Wednesday 30 October 2019

Gurdina celebrates -- years of misery to come

The GRu is having some worrying thoughts about the forthcoming election (agreed at last). S Jenkins:


A win for Boris Johnson would lead to a ruinous hard Brexit. How are opposition parties acting in the country’s interest?

The polls may be unreliable but, with a divided, demoralised opposition, the odds must be on Johnson winning [could be because enough voters will agree with his deal, of course, or, like me, hold their noses and vote against Remainers and revokers]

There is only the consolation of moral victory and a few years muttering I told you so to the cows in the field, passing traffic, or anyone who will listen:

That is not the end. Next year comes the real moment of truth: proper negotiations on a long-term trade deal with Brussels. Remember, Britain will still be in a transitional customs union, and it will start to be hit by a tornado of economic bad news.

This line seems to be echoed by the egregious M Barnier:

British companies risk trade barriers to the European Union if a future government seeks to abandon EU standards on workers’ rights and environmental protection, Michel Barnier has signalled.

I don't think I'd have much of a problem with that, though, unless it became a game of restrictive practices, and it would ease Labour's worries, surely?

Luckily, there is more punishment promised as well:

[Barnier] warned that the EU-UK free-trade deal could be blocked by any one of three dozen national or regional parliaments. “Don’t underestimate the difficulties of the process of ratification,” he said...[and]... the UK would have to pay a “proportional” contribution to the EU budget to remain in the single market beyond 2020.

Meanwhile, Graun commentators might be quite disappointed with a comment on the England Rugby Team's stance while the All Blacks performed the haka. The team stood in a V formation.
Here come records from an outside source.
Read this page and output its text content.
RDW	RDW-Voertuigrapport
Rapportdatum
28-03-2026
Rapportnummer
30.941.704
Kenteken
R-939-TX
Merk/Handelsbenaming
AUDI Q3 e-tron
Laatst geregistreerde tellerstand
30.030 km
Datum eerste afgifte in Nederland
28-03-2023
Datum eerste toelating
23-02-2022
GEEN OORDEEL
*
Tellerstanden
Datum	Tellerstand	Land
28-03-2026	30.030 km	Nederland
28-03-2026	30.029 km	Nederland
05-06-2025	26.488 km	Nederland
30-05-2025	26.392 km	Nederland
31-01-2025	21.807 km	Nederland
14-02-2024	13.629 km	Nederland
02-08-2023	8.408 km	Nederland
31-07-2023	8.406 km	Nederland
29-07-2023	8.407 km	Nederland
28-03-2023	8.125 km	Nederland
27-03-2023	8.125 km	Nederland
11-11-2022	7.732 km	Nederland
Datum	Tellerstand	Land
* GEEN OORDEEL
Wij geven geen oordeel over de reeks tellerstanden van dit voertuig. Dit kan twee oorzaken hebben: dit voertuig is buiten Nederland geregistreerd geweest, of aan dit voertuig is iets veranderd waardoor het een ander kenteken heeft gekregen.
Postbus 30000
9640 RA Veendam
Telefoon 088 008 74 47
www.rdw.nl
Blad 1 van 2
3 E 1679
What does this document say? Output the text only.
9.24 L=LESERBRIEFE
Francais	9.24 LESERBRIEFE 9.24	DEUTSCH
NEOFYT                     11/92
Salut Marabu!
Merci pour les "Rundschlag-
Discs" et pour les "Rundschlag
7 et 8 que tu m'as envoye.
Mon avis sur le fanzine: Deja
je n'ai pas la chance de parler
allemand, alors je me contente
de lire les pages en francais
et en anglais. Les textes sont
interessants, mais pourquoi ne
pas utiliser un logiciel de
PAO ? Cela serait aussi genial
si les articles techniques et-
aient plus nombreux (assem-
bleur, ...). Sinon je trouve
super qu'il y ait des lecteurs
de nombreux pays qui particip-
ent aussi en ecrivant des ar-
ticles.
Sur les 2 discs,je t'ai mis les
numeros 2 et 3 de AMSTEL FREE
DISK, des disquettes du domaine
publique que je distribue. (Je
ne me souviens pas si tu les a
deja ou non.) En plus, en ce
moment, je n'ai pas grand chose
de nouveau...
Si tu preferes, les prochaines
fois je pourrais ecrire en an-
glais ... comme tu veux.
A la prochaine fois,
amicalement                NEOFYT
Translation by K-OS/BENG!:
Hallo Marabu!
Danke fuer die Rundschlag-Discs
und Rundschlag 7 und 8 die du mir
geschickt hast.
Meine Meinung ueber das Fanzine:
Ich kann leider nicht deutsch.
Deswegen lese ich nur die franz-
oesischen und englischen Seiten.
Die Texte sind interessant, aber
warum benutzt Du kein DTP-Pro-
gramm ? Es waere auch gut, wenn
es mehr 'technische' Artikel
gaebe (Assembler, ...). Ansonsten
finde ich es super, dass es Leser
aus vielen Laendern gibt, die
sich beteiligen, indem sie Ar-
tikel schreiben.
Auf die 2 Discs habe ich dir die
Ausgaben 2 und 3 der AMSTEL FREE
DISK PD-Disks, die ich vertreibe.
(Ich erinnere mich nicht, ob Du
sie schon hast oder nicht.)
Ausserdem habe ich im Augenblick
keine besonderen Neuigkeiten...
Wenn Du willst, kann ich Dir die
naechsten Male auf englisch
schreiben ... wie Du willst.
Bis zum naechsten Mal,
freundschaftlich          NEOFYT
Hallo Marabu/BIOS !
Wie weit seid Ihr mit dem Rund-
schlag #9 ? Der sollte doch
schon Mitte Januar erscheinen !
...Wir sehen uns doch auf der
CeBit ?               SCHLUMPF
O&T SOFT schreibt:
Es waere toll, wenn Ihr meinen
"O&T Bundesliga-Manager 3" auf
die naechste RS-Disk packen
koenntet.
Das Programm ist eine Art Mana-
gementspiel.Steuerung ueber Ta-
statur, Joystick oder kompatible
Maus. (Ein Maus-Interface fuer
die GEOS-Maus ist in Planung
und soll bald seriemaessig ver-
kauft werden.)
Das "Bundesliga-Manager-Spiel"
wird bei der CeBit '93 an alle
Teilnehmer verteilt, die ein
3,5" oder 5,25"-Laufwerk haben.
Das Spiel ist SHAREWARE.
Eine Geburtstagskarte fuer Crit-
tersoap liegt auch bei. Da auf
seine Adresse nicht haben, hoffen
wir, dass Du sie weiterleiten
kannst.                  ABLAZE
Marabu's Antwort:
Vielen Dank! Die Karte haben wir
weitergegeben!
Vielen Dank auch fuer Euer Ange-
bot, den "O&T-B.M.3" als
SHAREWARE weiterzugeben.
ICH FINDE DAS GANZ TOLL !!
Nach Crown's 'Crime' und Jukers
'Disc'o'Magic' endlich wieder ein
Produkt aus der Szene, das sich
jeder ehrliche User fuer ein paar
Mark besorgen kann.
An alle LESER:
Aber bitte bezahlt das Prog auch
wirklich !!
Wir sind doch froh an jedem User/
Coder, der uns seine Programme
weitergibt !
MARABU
They were fined, no doubt for the usual sort of thought crimes involving colonialism and disrespect for indigenous peoples.The Gra is normally hot on those. How disappointing to read this:


Tapeta Wehi, a haka expert from Rotorua in the North Island, praised the English side’s bold move and said he wished more teams would respond to the haka with such panache....Wehi said the haka was widely misunderstood and was intended as a challenge to the opponents – and any side that met the challenge deserved respect – not a fine...“Most Māori love it when the challenge is met – I love it,” said Wehi.

Oh dear -- some sort of support for confrontations, albeit ritualised ones. Tapet Wehi looks like they are male,and, unfortunately, hegemonic phallogocentrism has outweighed the pull of the spiritual and peace-loving traditional wisdom of the Maori (assuming Tapet Wehi is one) in this case. More regulation of team body language is clearly required.